If security flaws are an "inescapable part" of your development process then your process is fundamentally flawed.

They run automated security tests and when those tests don't cover a particular case a security lapse occurs.


If the software was properly engineered that wouldn't automatically happen.

Although this exploit was 'dead simple' it was also not at all 'obvious' as it was not previously discovered.


The fact that it wasn't discovered before doesn't mean it's not obvious.

Reply Parent Score: 3

RE[2]: it happens to everyone
by Nelson on Tue 2nd Apr 2013 03:49 in reply to "RE: it happens to everyone"
Nelson Member since:
2005-11-29


If security flaws are an "inescapable part" of your development process then your process is fundamentally flawed.


I don't think so, it comes with the territory -- people make mistakes. Though I disagree with the OP's argument that agile is more prone to security flaws.

Its also worth noting that Apple's particular flaws, while still flaws and while they are still just a normal part of the process, are especially basic. Security is a mindset that's built into the culture of a company. If Apple is making these kind of mistakes, there's something wrong there.

Reply Parent Score: 2

RE[2]: it happens to everyone
by Alfman on Tue 2nd Apr 2013 03:54 in reply to "RE: it happens to everyone"
Alfman Member since:
2011-01-28

Soulbender,

"If security flaws are an 'inescapable part' of your development process then your process is fundamentally flawed."

I agree with you, it's shameful that there are developers who regularly produce security holes in software. But at the same time it's sort of a biproduct of the fast and cheap development process that companies are seeking. My experience with most companies is that "security" is little more than a PR selling point and not a genuine development philosophy.

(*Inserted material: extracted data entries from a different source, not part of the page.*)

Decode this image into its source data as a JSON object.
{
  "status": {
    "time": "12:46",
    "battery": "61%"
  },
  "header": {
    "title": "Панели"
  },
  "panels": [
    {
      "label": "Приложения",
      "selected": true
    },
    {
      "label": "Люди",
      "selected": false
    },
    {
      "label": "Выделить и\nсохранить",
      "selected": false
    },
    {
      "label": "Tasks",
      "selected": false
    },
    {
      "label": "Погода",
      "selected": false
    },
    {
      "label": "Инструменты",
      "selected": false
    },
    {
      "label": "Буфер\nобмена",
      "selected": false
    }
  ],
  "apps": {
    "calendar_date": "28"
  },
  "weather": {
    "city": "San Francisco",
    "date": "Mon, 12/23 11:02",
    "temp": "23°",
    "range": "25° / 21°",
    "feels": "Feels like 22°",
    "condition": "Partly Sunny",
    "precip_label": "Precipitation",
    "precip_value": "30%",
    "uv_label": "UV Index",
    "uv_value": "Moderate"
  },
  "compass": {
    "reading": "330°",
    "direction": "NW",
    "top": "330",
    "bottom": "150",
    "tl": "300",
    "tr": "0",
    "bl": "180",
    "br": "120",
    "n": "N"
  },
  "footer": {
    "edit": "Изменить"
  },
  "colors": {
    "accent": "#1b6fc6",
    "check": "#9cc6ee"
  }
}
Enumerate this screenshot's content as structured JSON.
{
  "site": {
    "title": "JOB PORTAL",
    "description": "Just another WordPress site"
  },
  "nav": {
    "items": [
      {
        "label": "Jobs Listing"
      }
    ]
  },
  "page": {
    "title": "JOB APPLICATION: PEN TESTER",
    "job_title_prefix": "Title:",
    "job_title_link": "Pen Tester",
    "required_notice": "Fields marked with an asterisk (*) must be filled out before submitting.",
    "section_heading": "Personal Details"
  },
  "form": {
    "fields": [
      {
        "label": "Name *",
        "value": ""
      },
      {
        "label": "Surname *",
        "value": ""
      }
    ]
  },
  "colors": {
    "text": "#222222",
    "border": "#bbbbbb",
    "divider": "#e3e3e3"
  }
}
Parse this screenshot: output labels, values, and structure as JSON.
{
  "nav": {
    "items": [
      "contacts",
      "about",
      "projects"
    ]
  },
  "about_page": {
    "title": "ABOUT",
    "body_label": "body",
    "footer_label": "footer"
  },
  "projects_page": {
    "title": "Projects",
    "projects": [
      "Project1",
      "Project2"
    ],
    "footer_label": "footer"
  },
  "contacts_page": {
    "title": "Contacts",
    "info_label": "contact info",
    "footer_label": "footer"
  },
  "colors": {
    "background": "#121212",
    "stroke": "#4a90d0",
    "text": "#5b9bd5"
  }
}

"If the software was properly engineered that wouldn't automatically happen."

I think the OP was merely explaining the situation on the ground rather than trying to justify it. If so, I think he's right. It'd be nice if things were engineered correctly in the first place, but security is rarely a priority in development and usually only gets tackled in hindsight. I agree with you it's the wrong way to do it.